La Strategia Mediterranea ha, in quattro organici Pilastri, esteso, approfondito e migliorato
 i punti dell’originario nucleo programmatico fra cui:
– Favorire coesione, solidarietà, sinergie, sviluppo comune, nel rispetto della dignità inviolabile della persona e della sussidiarietà;
– Con la revisione delle reti di Trasporto TEN-T (Trans-European Networks–Transport) e la revisione del Regional Transport Action Plan (RTAP fin al 2026) occorre formalizzare il piano di integrazione tra la Rete di Trasporto TEN-T e la Rete di Trasporto Trans-MED (TMN-T).
 
 Tali accordi devono creare le condizioni non solo per il completamento degli interventi previsti sia nel Sud Europa che nel Nord Africa, ma anche per la realizzazione dell’Afrotunnel di Gibilterra e del collegamento stabile nello Stretto di Messina, realizzati nel rispetto delle Specifiche Tecniche di Interoperabilità Europee e nella pianificazione del loro uso in esercizio.

Insieme ad un notevole sviluppo occupazionale, le nuove infrastrutture sono trainanti per implementare la integrazione al processo di globalizzazione del commercio mondiale, non ché sono una risposta europea e concordata dell’inarrestabile aumento demografico del continente africano nei prossimi decenni.

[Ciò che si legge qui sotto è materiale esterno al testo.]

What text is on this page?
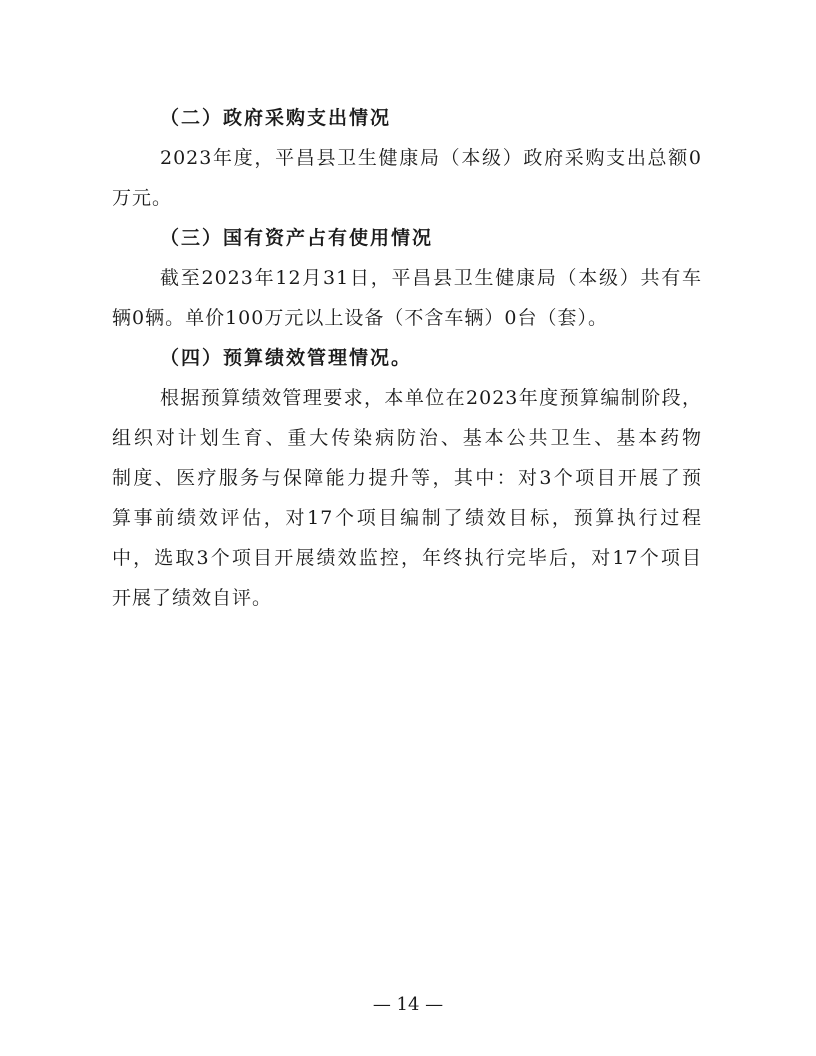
（二）政府采购支出情况
2023年度，平昌县卫生健康局（本级）政府采购支出总额0
万元。
（三）国有资产占有使用情况
截至2023年12月31日，平昌县卫生健康局（本级）共有车
辆0辆。单价100万元以上设备（不含车辆）0台（套）。
（四）预算绩效管理情况。
根据预算绩效管理要求，本单位在2023年度预算编制阶段，
组织对计划生育、重大传染病防治、基本公共卫生、基本药物
制度、医疗服务与保障能力提升等，其中：对3个项目开展了预
算事前绩效评估，对17个项目编制了绩效目标，预算执行过程
中，选取3个项目开展绩效监控，年终执行完毕后，对17个项目
开展了绩效自评。
— 14 —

• Salvaguardare il Mare Mediterraneo.

• Promuovere la reciproca conoscenza e socializzazione tra i popoli, salvaguardando sempre la dignità della persona, unitamente ad una crescita sostenibile in termini economici, sociali e culturali in tutta l’area sia nelle regioni del sud Europa che in quelle del nord Africa (istruzione superiore e ricerca).
 
• Migliorare le infrastrutture stradali e ferroviarie, dei porti, degli interporti e degli aeroporti per creare un Sistema integrato e nuove opportunità di sviluppo.

• Sviluppare e gestire un piano condiviso di utilizzo delle energie alternative (piano solare del mediterraneo e piano eolico mediterraneo).
 
• Sviluppare e gestire un comune sistema di protezione civile.
 
• Combattere la delinquenza comune e organizzata.
 
Il varo della Macroregione Mediterranea, con le scelte effettuate, ha allargato finalmente il processo di partecipazione decisionale dell’Unione Europea  in quanto la Macroregione Mediterranea è basata sulla centralità dell’apporto meritocratico della società civile e non su liste e deleghe elettorali.
 
A tutte le cariche pubbliche della Macroregione Mediterranea si  accede direttamente tramite Procedure (e non tramite deleghe) con il metodo della democrazia partecipativa e meritocratica.
 
Va rilevato che con 500 milioni di abitanti la Macroregione Mediterranea è la più rilevante Macroregione.